In turn, employees need to understand how they play an intricate and integral role in this. They need to understand the impact of what they do, and how it translates to this commitment. In order to successfully execute green initiatives within the workplace, organisations should start with small, relatively easy things employees can incorporate into their work day.
These initiatives should be easy to implement and measure. Some tips on how to do this include:
*Post a bulletin board or suggestion box for sharing green practices. Communication is essential for sharing the best environmental practices, and recognising personal or team successes. Make sure there's an easy way to co-ordinate these at the workplace.
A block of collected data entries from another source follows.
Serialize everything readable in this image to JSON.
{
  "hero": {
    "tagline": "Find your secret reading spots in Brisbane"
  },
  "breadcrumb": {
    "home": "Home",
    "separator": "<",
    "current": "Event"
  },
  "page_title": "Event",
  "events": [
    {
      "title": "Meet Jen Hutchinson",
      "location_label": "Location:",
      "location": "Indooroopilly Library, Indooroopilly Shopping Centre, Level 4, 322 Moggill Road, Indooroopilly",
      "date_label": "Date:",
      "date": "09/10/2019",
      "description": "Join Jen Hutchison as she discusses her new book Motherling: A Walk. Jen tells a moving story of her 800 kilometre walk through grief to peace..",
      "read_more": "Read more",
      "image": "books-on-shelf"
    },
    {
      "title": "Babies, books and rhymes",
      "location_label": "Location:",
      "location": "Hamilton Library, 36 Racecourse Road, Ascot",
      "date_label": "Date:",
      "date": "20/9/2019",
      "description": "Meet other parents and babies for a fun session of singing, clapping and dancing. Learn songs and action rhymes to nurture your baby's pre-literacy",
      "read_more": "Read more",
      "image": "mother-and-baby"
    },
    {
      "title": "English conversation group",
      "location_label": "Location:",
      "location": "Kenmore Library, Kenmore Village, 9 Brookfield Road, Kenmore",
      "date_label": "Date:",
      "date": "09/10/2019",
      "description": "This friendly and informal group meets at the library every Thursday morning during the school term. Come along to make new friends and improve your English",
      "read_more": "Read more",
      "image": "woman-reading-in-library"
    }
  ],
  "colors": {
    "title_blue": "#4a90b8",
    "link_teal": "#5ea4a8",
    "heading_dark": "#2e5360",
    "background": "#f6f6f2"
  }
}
Encourage employees to get involved and to make a difference. The more involved they are, the more likely they are to participate.
*Ask employees to bring a mug or reusable cup to work, instead of using paper cups for hot and cold beverages. It's simple for employees to bring their own mug to work – it's a personal statement about their commitment to sustainability. Their actions can encourage others to do the same.
*Reduce the number of emails or documents employees print, and encourage them to re-use paper whenever possible. Each person in an office uses an average of 0.68kg of paper per day, so encourage employees to get in the habit of reading documents on their computer screen, and then saving them for future reference.
*Share trade publications between co-workers or departments. There is little benefit to having multiple employees receiving the same publication. The organisation will save money on subscriptions and reduce the impact of printing on the environment. Be sure to recycle all the publications received.
*Set up printers so they default to double-sided printing. Simply asking employees to print double-sided requires additional steps and knowledge. Printers should be set to automatically print double-sided. Paper consumption willl be reduced by half.
*Reduce power usage by buying energy efficient equipment. Almost every piece of equipment comes in an energy-efficient form, from office equipment (computers, copiers, fax machines, mailing machines,
printers and scanners) to factory lunchrooms (refrigerators, coffee pots, microwave ovens and vending machines). Include energy-efficient equipment as part of the organisation's purchasing policies.
*Plug office equipment into a power strip and turn off at the end of the day. Even in standby mode, office equipment uses energy. Organisations will be on the road to having a more involved "green team" if they develop a rotating schedule for turning off power strips at the end of the day.
Start small. Celebrate and reward the small successes, and use the momentum to implement larger initiatives throughout the workplace. A green workplace is a sustainable workplace.